Трана встревожило прикосновение Сорена, и он резко убрал кисть из-под его холодной сухой ладони. Когда бы Тран ни зашел во вьетнамский ресторан, ему казалось, что все взгляды направлены на него, что люди высматривают в его поведении любое отклонение от нормы. Обычно его паранойя имела веские основания, если учесть репутацию Трана в Версале. Особенно сложно было есть вьетнамскую еду с Люком. Хотя тот знал, что в таких местах не стоит трогать своего любовника с той же вольностью, как во Французском квартале или даже на улице, Тран все равно вздрагивал каждый раз, как их руки тянулись за одной и той же тарелкой или колено Люка случайно наталкивалось на его ногу под столом. Его боязнь привлекала больше внимания, чем любое касание.

Подобная реакция ранила Люка, и Сорен сейчас тоже был обижен, но умело скрыл это. Зараженные, как называл их Люк, наверное, привыкают, что люди пытаются ускользнуть от их прикосновения.

Трану хотелось вернуть атмосферу непринужденной беседы, которую они вели несколько минут назад. И зачем он упомянул Люка? Люк и так оставил свой след на всем, что делал Тран, на всем, чего он хотел. Не стоит вызывать призрака по собственной воле. Он решил рассказать Сорену о том, что испытал прошлой ночью.

– Ты знаешь Джея Бирна? Серые глаза Сорена вспыхнули.

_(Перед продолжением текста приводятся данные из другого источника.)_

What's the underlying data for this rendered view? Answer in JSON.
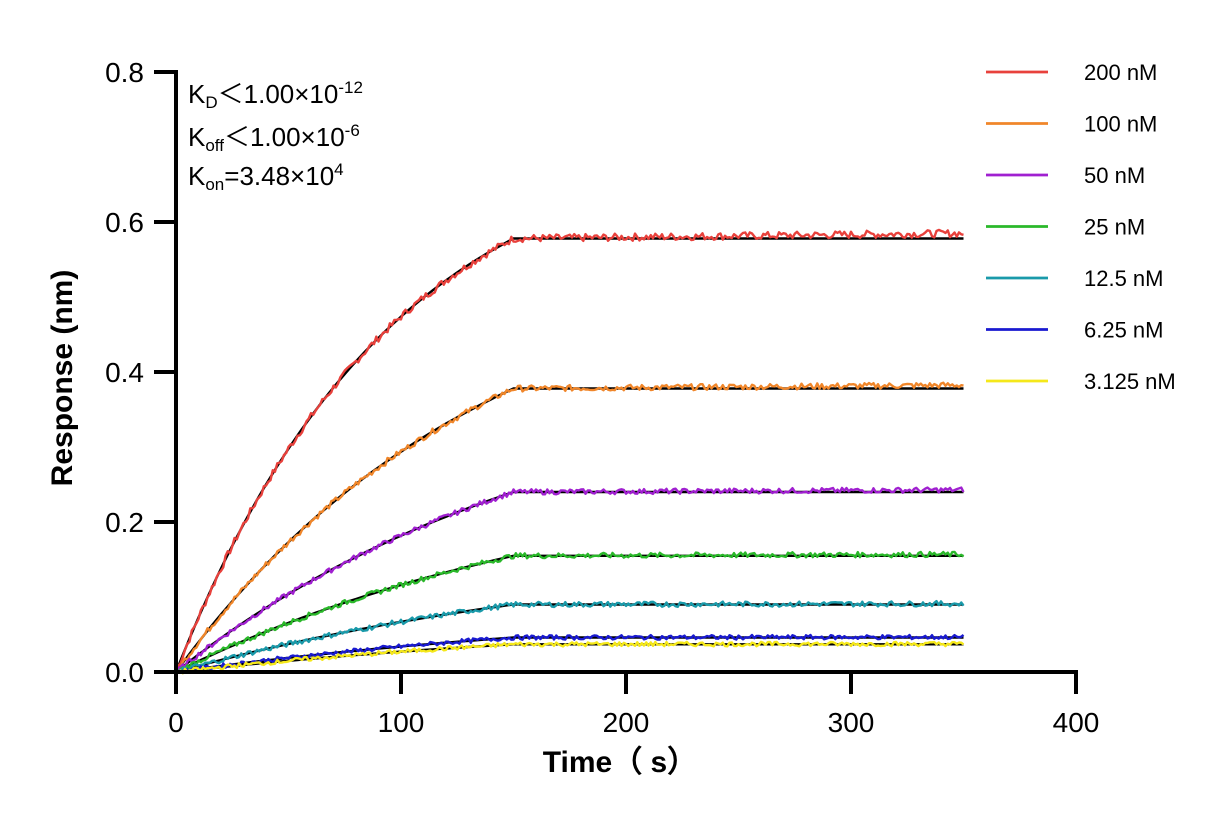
{
  "chart_data": {
    "type": "line",
    "title": "",
    "xlabel": "Time（ s）",
    "ylabel": "Response (nm)",
    "xlim": [
      0,
      400
    ],
    "ylim": [
      0,
      0.8
    ],
    "x_ticks": [
      "0",
      "100",
      "200",
      "300",
      "400"
    ],
    "y_ticks": [
      "0.0",
      "0.2",
      "0.4",
      "0.6",
      "0.8"
    ],
    "grid": false,
    "legend_position": "right",
    "association_end": 150,
    "dissociation_end": 350,
    "annotations": {
      "kd": {
        "symbol": "K",
        "sub": "D",
        "rel": "＜",
        "mantissa": "1.00×10",
        "exp": "-12"
      },
      "koff": {
        "symbol": "K",
        "sub": "off",
        "rel": "＜",
        "mantissa": "1.00×10",
        "exp": "-6"
      },
      "kon": {
        "symbol": "K",
        "sub": "on",
        "rel": "=",
        "mantissa": "3.48×10",
        "exp": "4"
      }
    },
    "fit_color": "#000000",
    "series": [
      {
        "name": "200 nM",
        "color": "#e8413c",
        "plateau": 0.578,
        "k": 0.0105,
        "noise": 0.005
      },
      {
        "name": "100 nM",
        "color": "#f0862a",
        "plateau": 0.378,
        "k": 0.0072,
        "noise": 0.004
      },
      {
        "name": "50 nM",
        "color": "#a020d0",
        "plateau": 0.24,
        "k": 0.0058,
        "noise": 0.0035
      },
      {
        "name": "25 nM",
        "color": "#2ab82a",
        "plateau": 0.155,
        "k": 0.0052,
        "noise": 0.0035
      },
      {
        "name": "12.5 nM",
        "color": "#1a9aaa",
        "plateau": 0.09,
        "k": 0.0048,
        "noise": 0.0035
      },
      {
        "name": "6.25 nM",
        "color": "#1a1ad0",
        "plateau": 0.046,
        "k": 0.0045,
        "noise": 0.003
      },
      {
        "name": "3.125 nM",
        "color": "#f5e81a",
        "plateau": 0.037,
        "k": 0.0042,
        "noise": 0.003
      }
    ]
  }
}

– Этого извращенца! Он как-то пытался подцепить меня в "Руке славы", фактически предлагал мне деньги, чтоб я позировал для грязных снимков, будто мне нужны его гроши. Если б я согласился, то мои предки в гробу бы перевернулись.

– О чем ты?

– Понимаешь, у Бирнов есть старые деньги и новые деньги, которые в некоторых кругах означают смерть. Говорят, что старые деньги, которыми они до сих пор обладают, прокляты. Его мать принадлежит роду Деворе, а с другой стороны восходит от болотной дряни, как выражаются мои родители, которая пустила корни в девятнадцатом веке. Ее двоюродным дедом был Джонатан Дегрепуа.

– Что за Джонатан Дег...

– Дегрепуа. Я думал, любой ребенок, выросший в Новом Орлеане, слышал о Джонатане Дегрепуа.

– Версаль – это не совсем Новый Орлеан.

– Ну да история в любом случае произошла не в Новом Орлеане. Джонатан Дегрепуа жил в Пойнт – росс-Тет, в заболоченной части реки к югу отсюда, в семье рыбаков и охотников. Джонатан не любил танцевать и напиваться, как его братья и сестры. Он был немногословен, так и не женился, даже девушки у него не было. Его никто не замечал, пока не обнаружили заброшенный сарай для лодок, где он убил пятнадцать мальчиков. Большинство продолжали лежать там – зарезанные вроде как охотничьим ножом, точно определить было трудно, потому что они к тому времени изрядно разложились. Некоторые были негритятами из соседнего городка, и они, вероятно, сошли б ему с рук, но там нашлись и дети индейцев, а один сбежал из Нового Орлеана. Туда Джонатана и привезли, чтоб судить. Пришлось нанять переводчика, поскольку Дегрепуа говорил только на французском, к тому же на болотном французском. Это было в тысяча восемьсот семьдесят пятом.